No soggy bottoms here!

Chef, Antonio

Owner, Daniel Edwards

Manager, Rose Helliwell

30-32 Westow Street
020 8771 6249

Thursday, 8 October 2015

Central Hill Estate

Just facing the northwest corner of the Triangle, lies the Central Hill Estate, an award winning development of social housing, built between 1966-73, by Lambeth's architecture department lead by Ted Hollamby, and designed by Rosemary Stjernstedt, which is now, sadly under threat of possible demolition. Some of you may think that fate is no bad thing. Architecture of that period is not widely loved, but then 50 years ago nor was Victorian architecture. Amazing to think now that a building as magnificent and loved as St. Pancras railway station and its adjoining hotel, came close to demolition. And while of course that building is in a different league, there is a deep attachment to the endless streets of ordinary 19th century terraced homes up and down the country, plenty of which are in pretty shoddy condition. We wouldn't think for one moment of demolishing them though.
But this isn't just about architectural tastes, it's about a community and people. A couple of months ago, I went to meet Nicola Curtis, a council tenant on the estate, who earlier this year started a campaign to save it. Part of what motivated her was the complete lack of transparency on the part of Lambeth Borough Council. In fact the role of the council in the history of this estate has been poor from the very start. Decades of neglect have resulted in the situation the estate now finds itself, and having neglected things so long, the council now can't afford to address all the problems that the buildings face, and are therefore seeking to effectively sell off the estate to developers with deeper pockets. Initially residents were lead to believe that this involved refurbishment with some rebuilding, but the likelihood is that actually wholesale demolition will be proposed, forcing people, some of whom have lived there since the estate was built, to move away. The stress and frustration of many on the estate is understandable. Nicola herself is recovering from a stroke earlier in the year, so the upheaval is the last thing she needs. Not far away, the Cressingham Estate has undergone a similar exercise, and its fate has already been sealed.
On my tours around the neighbourhood, I discovered a collection of buildings which make the most of their landscape, topography, and views towards the city. Blocks stepping down the green hillside with generous balconies and terraces, and the rustic brick paths, the human scale, and the absence of cars from all but the periphery. I saw the pride residents have taken in their gardens, and the vision of the architects who created the estate. Yes, all is not perfect of course, but much of the trouble often associated with estates such as this, are mostly a thing of the past. People are seeing the positives of these well designed homes, and their perfect location on the doorstep of the Triangle. Slowly but surely it's becoming an increasingly desirable place to live. Why then can't it follow the example of the not dissimilar Alexandra Estate in Camden, which is now a listed structure, and with it's future assured, is thriving.
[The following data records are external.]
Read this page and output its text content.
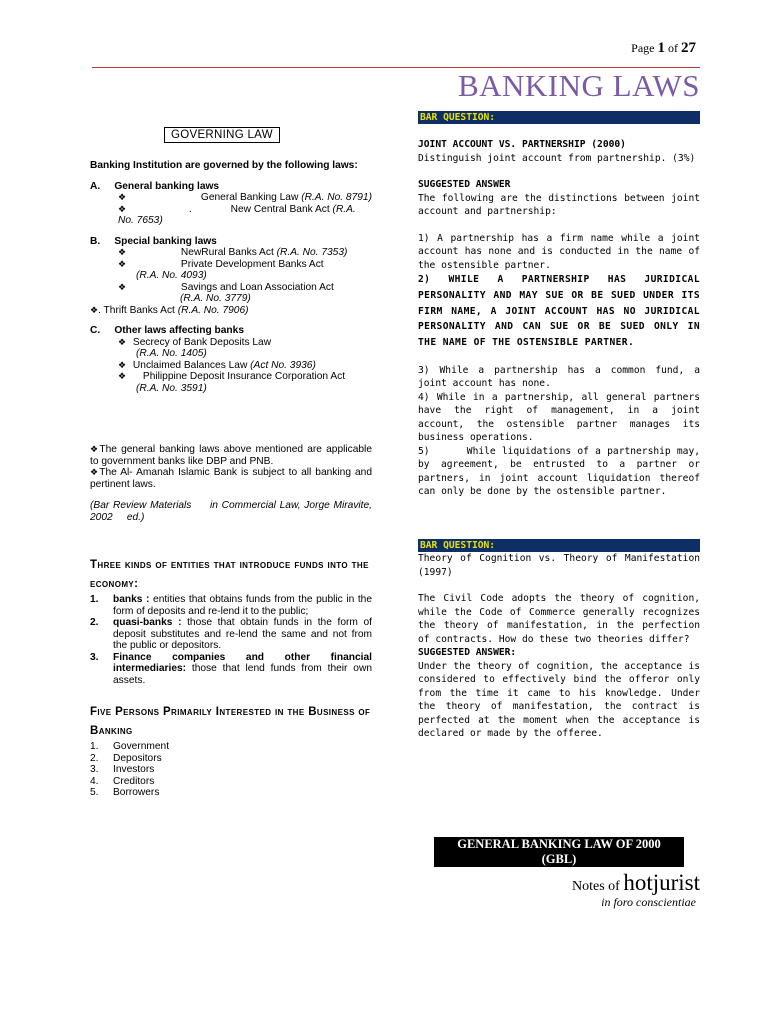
Page 1 of 27
BANKING LAWS
GOVERNING LAW
Banking Institution are governed by the following laws:
A. General banking laws
❖	General Banking Law (R.A. No. 8791)
❖	.	New Central Bank Act (R.A. No. 7653)
B. Special banking laws
❖	NewRural Banks Act (R.A. No. 7353)
❖	Private Development Banks Act
(R.A. No. 4093)
❖	Savings and Loan Association Act
(R.A. No. 3779)
❖. Thrift Banks Act (R.A. No. 7906)
C. Other laws affecting banks
❖ Secrecy of Bank Deposits Law
(R.A. No. 1405)
❖ Unclaimed Balances Law (Act No. 3936)
❖ Philippine Deposit Insurance Corporation Act
(R.A. No. 3591)
❖The general banking laws above mentioned are applicable to government banks like DBP and PNB.
❖The Al- Amanah Islamic Bank is subject to all banking and pertinent laws.
(Bar Review Materials     in Commercial Law, Jorge Miravite, 2002     ed.)
Three kinds of entities that introduce funds into the economy:
1.	banks : entities that obtains funds from the public in the form of deposits and re-lend it to the public;
2.	quasi-banks : those that obtain funds in the form of deposit substitutes and re-lend the same and not from the public or depositors.
3.	Finance companies and other financial intermediaries: those that lend funds from their own assets.
Five Persons Primarily Interested in the Business of Banking
1. Government
2. Depositors
3. Investors
4. Creditors
5. Borrowers
BAR QUESTION:
JOINT ACCOUNT VS. PARTNERSHIP (2000)
Distinguish joint account from partnership. (3%)
SUGGESTED ANSWER
The following are the distinctions between joint account and partnership:
1) A partnership has a firm name while a joint account has none and is conducted in the name of the ostensible partner.
2) WHILE A PARTNERSHIP HAS JURIDICAL PERSONALITY AND MAY SUE OR BE SUED UNDER ITS FIRM NAME, A JOINT ACCOUNT HAS NO JURIDICAL PERSONALITY AND CAN SUE OR BE SUED ONLY IN THE NAME OF THE OSTENSIBLE PARTNER.
3) While a partnership has a common fund, a joint account has none.
4) While in a partnership, all general partners have the right of management, in a joint account, the ostensible partner manages its business operations.
5)      While liquidations of a partnership may, by agreement, be entrusted to a partner or partners, in joint account liquidation thereof can only be done by the ostensible partner.
BAR QUESTION:
Theory of Cognition vs. Theory of Manifestation (1997)
The Civil Code adopts the theory of cognition, while the Code of Commerce generally recognizes the theory of manifestation, in the perfection of contracts. How do these two theories differ?
SUGGESTED ANSWER:
Under the theory of cognition, the acceptance is considered to effectively bind the offeror only from the time it came to his knowledge. Under the theory of manifestation, the contract is perfected at the moment when the acceptance is declared or made by the offeree.
GENERAL BANKING LAW OF 2000
(GBL)
Notes of hotjurist
in foro conscientiae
Nicola Curtis with her granddaughter

A view from the estate

One of the rather whimsical fort-like refuse points, taken during an Open House London tour lead by Senaka Weeraman.

Enclosed courtyard gardens with green roofs above the bin stores.

Through my research, I was fortunate enough to meet David Taylor, who moved onto the estate only a year or so ago. His home was in a pretty poor state when he bought it, but he has transformed it into cool and relaxed apartment, furnished sparingly with some suitably midcentury pieces. He kindly gave me permission to have a look around.

David on his balcony
London's skyline from the balcony

I would like to thank Nicola Curtis for talking to me, and for her tireless campaigning, David Taylor for allowing me to photograph his lovely apartment, and Senaka Weeraman who was a knowledgeable tour guide during London's Open House weekend.